Professor Mary Cavanagh from the School of Information Studies at the Faculty of Arts and Common Law’s Professor Marina Pavlović have received a grant of $65,000 from the Law Foundation of Ontario’s Responsive Grants Program for a new access-to-justice project entitled “Mapping the Front End: Legal Information Seeking Practices.”
The project stems from recent studies that found that a large percentage of all Canadian legal problems deal with consumer issues, and that consumers, generally, are ignorant of their consumer rights. It is therefore virtually impossible for many Canadians to perceive when their rights have been violated and effectively advocate for themselves in resolving complaints. “We believe many Canadians lack the necessary information literacy and self-advocacy skills to successfully represent their interests when they perceive ‘little injustices’ or have conflicts with companies like the major telecommunications providers,” says Prof. Cavanagh. “They get caught in, or prematurely defeated by, the legal services and access-to-justice processes at their disposal.”
Acknowledging Canada’s increasingly complex communications marketplace, the project seeks to establish best practices and an online toolkit for Canadian consumers, providing them with meaningful and reliable information to help them understand their rights, make informed choices, and evaluate solutions for successful self-advocacy.
“Studies have shown that consumers increasingly, if not exclusively, rely on self-help and self-advocacy to resolve their problems,” says Prof. Pavlović. “Yet, their resolution is rarely pursued through a formal justice system, largely due to the small cost of individual complaints. The starting premise of this project is that access to information is an important aspect of access-to-justice.”
This study is the first of its kind to rigorously and systematically document Canadian consumers' everyday information seeking, use, and access practices within a legal access to justice framework, and from an interdisciplinary perspective.
The grant involves four partners: the Public Interest Advocacy Centre (PIAC) and ACORN Canada, as well as uOttawa’s Canadian Internet Policy and Public Interest Clinic (CIPPIC) and the Faculty of Law’s Centre for Law, Technology and Society.
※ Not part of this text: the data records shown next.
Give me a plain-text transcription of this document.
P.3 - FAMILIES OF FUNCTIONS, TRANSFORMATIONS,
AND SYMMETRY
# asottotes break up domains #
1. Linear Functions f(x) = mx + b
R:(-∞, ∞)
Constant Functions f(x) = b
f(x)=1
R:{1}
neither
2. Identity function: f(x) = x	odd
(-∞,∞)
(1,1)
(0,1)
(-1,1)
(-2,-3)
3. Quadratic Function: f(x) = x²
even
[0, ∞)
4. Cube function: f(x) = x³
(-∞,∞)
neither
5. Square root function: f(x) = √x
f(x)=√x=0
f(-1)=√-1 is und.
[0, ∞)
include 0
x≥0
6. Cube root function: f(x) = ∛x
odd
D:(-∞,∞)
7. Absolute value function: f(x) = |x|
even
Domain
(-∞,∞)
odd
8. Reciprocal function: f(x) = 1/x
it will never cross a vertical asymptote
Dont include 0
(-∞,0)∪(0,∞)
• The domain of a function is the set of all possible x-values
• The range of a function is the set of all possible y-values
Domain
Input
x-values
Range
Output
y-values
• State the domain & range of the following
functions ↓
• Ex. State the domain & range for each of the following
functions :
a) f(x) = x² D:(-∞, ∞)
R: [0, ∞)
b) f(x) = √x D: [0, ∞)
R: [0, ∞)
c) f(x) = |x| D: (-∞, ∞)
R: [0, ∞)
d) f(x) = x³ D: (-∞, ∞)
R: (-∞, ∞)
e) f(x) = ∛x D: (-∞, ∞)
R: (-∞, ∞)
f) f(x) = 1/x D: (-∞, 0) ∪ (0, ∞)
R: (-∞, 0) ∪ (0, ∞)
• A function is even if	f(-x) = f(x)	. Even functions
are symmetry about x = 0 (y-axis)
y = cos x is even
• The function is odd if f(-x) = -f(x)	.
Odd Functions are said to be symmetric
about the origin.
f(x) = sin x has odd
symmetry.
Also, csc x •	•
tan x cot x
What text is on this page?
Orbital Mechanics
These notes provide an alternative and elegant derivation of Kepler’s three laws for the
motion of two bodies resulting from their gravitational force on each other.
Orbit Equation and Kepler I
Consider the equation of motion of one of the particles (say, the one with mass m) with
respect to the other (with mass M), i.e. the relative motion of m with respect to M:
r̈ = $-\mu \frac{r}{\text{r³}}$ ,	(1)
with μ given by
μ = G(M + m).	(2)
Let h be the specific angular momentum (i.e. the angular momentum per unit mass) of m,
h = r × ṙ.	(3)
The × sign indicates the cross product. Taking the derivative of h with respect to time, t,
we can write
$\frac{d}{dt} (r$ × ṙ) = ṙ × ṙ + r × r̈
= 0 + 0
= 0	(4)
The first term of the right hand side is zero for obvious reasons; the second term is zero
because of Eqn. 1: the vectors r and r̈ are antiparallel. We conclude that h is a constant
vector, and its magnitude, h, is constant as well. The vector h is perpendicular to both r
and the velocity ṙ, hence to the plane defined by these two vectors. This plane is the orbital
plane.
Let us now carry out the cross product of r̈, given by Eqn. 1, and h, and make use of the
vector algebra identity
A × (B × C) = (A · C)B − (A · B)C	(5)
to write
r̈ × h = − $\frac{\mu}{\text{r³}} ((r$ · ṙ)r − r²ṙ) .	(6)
All partners have provided in-kind contributions, and PIAC and CIPPIC will be able to hire a summer student with the funds.
The Law Foundation of Ontario’s Responsive Grants Program enables the LFO to fund research projects generated by non-profit community groups with the goal of improving access-to-justice. These grants have provided seed funding for hundreds of innovative projects across Ontario.
Congratulations to Professors Cavanagh and Pavlović!